I roll my eyes. "I don't think so."

"You've never asked him?"

"No. That's personal. And weird. And ... not my business."

"I think it's your business. If you're going to fall in love with a gay guy, it would be nice to know ahead of time."

"I'm not falling in love with Bud," I say. I put my sausage back on my plate but cover it with my fork protectively.

"Why, because you're hung up on Josh?"

That hit a nerve. "Shut up. You don't know what you're talking about."

He relents long enough to walk to the fridge and refill his orange juice. He sits back down and looks at me, intently. He's not teasing. He's ... assessing.

"Think about something for me," he says. "You don't even have to tell me what you're thinking. Just think about it."

"Fine," I groan. "What do you want me to think about?"

"I want you to think about everything Josh has done for you--for you, not with you--in the last thirteen years. Then think about what Bud has done for you in the last six months."

It takes me less than ten seconds to understand what Brent is getting at. And the truth of it sits heavily in my chest. Maybe my relationship with Bud is getting lopsided. Maybe he cares more about me than I do about him. But that's not true. Is it?

"Bud's an amazing friend," I say. "But I don't feel about him the way I feel about Joshua."

"Of course not," Brent says eagerly, like he's making some breakthrough in love psychology and I'm his test subject. "You'll never feel about anyone the way you feel about Josh. You guys are going to be in love with each other until the day you die. There's no getting around it. But the truth is, your best days with Josh might be behind you already. And that means a future with him isn't going to be anything but a disappointment. And maybe you guys haven't been able to start something together, because deep down you both know it's not going to be as perfect as you want it to be."

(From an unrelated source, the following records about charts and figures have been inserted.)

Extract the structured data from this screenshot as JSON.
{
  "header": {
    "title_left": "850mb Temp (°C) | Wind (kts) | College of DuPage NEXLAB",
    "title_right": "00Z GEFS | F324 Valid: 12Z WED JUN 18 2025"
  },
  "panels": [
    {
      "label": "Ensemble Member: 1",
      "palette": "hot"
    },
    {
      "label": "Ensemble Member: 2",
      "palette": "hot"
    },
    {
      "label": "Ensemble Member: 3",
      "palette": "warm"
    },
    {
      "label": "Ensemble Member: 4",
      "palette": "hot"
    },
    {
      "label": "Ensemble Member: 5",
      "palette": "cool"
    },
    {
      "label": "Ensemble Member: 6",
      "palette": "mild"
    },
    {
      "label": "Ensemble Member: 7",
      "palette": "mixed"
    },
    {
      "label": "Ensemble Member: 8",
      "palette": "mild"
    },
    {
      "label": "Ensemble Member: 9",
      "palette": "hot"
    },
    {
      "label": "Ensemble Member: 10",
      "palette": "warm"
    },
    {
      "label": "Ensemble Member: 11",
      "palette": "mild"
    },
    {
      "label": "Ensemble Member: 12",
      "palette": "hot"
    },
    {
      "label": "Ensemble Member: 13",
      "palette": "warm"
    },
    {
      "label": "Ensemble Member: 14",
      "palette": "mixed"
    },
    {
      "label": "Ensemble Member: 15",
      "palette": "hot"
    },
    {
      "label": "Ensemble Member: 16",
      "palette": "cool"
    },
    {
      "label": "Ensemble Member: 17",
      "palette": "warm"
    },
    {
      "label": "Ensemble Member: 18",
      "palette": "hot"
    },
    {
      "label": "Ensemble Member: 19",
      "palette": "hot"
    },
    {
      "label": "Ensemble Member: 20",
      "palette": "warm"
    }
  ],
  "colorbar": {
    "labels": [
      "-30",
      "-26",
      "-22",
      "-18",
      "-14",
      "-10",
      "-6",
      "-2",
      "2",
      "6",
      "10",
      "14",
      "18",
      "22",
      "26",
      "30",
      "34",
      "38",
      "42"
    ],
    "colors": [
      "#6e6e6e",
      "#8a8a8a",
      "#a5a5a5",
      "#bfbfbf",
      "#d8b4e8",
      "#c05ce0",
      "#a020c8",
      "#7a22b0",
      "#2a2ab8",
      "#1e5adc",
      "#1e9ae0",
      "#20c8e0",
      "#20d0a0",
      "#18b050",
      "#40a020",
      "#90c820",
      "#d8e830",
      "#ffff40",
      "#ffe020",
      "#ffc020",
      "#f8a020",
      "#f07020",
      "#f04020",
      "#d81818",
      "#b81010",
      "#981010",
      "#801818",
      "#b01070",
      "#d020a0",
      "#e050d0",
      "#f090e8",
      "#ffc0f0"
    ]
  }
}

I glare at him. Not angrily. But ... what the fuck?

"I'm just saying," he says. "Don't brush off the guy who's putting in all the work, to get to the guy you think you're supposed to be with. 'Cause, if that guy ain't doing the work ... he ain't worth your precious time, Dotsky."

"But should love feel like work at all?" I ask, turning the tables on him.

"No, it shouldn't. That's my point." Tables unturned.

I narrow my eyes suspiciously. "Who are you, and what have you done with my fuckface older brother?"

"It's me, Dotsky," he smiles, knocking my fork shield away and snatching my sausage. He leans back and inspects it. "Here's something else for you to think about." He pulls a banana out of the fruit bowl and holds it up next to the sausage. "Size may not be everything, Dot." I'm already rolling my eyes. "But I'm not going to tell you it's nothing." He shoves the whole sausage in his mouth and hands me the banana. "Size fourteen, huh?" he mumbles over the half-chewed representation of Joshua's supposed short comings.

"I hate you."

"Mm hm." He grins proudly. "Love you, too."